Bald eagles continue their surge in the region with a second nest found this year in the Moraine State Park area in Butler County, according to Doug Gross, endangered bird specialist with the state Game Commission. The birds nest in more than 40 counties in the commonwealth with 132 nesting pairs documented last year and at least 20 new nest sites confirmed this year.

"They are expanding in areas where they've never been before, like reservoirs and man-made areas such as dams," Gross said.

Moraine State Park's southern shore day-use area is a popular place to spot the national bird, according to Paul Hess of Natrona Heights. Hess is a longtime hike leader and editor for the Smithsonian Field Guide to the Birds of North America.

Hess advises birdwatchers scouting the shores of Lake Arthur at the day-use area to look west.
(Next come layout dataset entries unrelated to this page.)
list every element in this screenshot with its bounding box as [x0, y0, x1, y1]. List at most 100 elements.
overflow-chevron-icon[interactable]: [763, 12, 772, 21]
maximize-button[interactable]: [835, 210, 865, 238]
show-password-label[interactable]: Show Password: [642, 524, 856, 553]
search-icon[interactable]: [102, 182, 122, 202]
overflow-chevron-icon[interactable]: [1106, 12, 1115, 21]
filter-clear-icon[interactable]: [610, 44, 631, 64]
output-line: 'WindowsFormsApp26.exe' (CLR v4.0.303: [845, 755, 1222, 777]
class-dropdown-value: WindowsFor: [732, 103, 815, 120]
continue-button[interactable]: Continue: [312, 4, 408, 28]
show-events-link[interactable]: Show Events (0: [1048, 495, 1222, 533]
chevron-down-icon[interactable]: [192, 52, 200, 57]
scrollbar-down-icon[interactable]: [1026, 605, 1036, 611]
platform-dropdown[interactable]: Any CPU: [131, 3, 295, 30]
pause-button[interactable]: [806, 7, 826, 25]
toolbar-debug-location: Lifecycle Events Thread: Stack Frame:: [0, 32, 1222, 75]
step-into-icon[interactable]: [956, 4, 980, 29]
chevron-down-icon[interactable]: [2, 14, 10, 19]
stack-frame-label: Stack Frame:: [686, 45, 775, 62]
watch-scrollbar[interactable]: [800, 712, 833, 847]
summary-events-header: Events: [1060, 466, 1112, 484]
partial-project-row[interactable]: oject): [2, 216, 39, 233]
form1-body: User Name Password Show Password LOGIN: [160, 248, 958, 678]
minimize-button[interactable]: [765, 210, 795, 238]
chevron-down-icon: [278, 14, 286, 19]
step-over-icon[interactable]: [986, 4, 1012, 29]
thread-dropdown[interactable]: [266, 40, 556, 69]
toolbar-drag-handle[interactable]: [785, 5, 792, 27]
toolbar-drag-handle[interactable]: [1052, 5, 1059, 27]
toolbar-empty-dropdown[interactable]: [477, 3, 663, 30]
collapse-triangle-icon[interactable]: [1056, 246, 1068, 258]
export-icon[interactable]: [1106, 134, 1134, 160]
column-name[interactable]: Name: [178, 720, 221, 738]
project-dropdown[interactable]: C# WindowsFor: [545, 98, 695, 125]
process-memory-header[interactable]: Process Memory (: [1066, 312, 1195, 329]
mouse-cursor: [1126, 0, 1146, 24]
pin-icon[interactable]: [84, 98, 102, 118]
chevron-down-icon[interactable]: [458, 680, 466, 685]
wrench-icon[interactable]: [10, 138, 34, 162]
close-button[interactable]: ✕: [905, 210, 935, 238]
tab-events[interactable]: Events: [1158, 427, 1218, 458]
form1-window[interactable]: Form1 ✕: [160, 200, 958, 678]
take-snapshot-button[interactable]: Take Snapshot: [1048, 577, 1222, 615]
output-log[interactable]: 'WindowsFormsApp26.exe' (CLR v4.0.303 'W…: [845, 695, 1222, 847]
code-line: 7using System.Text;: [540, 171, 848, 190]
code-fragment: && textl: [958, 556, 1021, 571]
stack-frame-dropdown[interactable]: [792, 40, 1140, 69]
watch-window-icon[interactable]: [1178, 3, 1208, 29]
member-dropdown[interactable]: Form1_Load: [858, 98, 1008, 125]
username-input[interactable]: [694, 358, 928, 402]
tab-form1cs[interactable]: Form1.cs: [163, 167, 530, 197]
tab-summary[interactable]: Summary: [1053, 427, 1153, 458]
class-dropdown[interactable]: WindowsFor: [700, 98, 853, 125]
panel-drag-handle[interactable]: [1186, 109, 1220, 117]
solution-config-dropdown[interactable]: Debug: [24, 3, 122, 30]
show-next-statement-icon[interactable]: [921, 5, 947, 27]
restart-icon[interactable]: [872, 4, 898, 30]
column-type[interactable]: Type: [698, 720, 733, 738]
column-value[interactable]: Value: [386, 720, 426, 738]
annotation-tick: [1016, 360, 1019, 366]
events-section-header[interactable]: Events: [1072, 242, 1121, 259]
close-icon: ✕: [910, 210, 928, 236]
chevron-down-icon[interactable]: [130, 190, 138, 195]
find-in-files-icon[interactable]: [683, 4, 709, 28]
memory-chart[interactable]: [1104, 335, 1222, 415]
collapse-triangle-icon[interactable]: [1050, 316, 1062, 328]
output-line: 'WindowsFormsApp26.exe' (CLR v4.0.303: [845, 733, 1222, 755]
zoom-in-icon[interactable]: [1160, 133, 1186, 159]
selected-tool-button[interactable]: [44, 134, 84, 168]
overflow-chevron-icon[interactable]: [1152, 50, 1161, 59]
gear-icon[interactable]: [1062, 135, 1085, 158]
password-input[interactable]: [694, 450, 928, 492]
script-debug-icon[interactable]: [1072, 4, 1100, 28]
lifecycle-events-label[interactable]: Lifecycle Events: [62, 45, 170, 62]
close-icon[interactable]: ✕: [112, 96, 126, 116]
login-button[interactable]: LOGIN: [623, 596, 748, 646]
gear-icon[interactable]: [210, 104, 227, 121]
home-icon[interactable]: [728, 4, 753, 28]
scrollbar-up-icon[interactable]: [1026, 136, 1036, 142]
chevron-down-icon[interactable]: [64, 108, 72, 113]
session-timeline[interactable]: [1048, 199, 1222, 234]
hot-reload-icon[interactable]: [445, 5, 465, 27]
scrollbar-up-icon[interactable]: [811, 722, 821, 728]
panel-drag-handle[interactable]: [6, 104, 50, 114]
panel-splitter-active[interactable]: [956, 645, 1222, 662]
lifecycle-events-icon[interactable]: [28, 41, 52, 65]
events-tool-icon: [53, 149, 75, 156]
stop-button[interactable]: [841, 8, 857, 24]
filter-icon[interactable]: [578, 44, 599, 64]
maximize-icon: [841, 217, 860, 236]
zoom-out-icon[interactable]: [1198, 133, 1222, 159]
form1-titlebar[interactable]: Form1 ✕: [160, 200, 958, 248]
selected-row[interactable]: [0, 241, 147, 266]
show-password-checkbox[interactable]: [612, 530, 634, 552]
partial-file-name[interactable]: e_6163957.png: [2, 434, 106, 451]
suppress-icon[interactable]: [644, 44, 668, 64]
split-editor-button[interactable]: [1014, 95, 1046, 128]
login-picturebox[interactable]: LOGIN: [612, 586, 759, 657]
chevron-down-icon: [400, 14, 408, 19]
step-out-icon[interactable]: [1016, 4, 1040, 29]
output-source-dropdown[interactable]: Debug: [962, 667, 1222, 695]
"In the winter, when Lake Arthur freezes, the eagles stand on the ice there and catch coots in the water."


A successful recovery

The bald eagle was removed from the federal endangered species list last year and is considered one of most successful examples of a species comeback after years of

reintroduction efforts.

Eagle populations dropped to about 417 pairs in the lower 48 states in 1963, with just several pairs in Pennsylvania that failed to produce young, Brauning said.

"Times were bleak for the bald eagle back in the 1960s and '70s," he said.

The Pennsylvania Game Commission launched reintroduction efforts for the bird during the 1980s, capturing, raising and releasing 88 eaglets from Saskatchewan. According to the agency, more than 500 eaglets have taken flight from Pennsylvanian nests since.

According to Brauning, more than 130 nests have been documented in the state, with population numbers increasing by 14 percent per year.

"The eagle is a dramatic symbol for the country; it symbolizes our freedom and also symbolizes environmental successes we've had through protection," he said.

"The average person fishing or boating on the Allegheny and Ohio River, they have a much better chance of seeing an eagle (compared with) when I grew up. They're so much more accessible, and you don't just have to see them in a book or on television."

Although historical records point to scant nesting by bald eagles in Western Pennsylvania, the birds are on the move and are expected to nest in Allegheny County in the near future. Brauning expects the birds to nest in the county within the next decade.

"They're not as easily disturbed as we once thought, but they are still sensitive. They nest in Philadelphia County, and they will, at some point, nest in Allegheny County like the peregrine falcon."

Valimont anticipates a nesting much sooner. And, according to Hess, a pair of eagles already have taken up residence just north of Freeport along the Allegheny River in Armstrong County.

"I fully expect to see them on the Allegheny River in Allegheny County soon," Valimont said. "You've got steep ridges that people can't build on across from Harmar. You might see them around the Penn Hills area -- they're there in the winter at the Highland Park dam. You can see them flying just about anywhere along the Allegheny."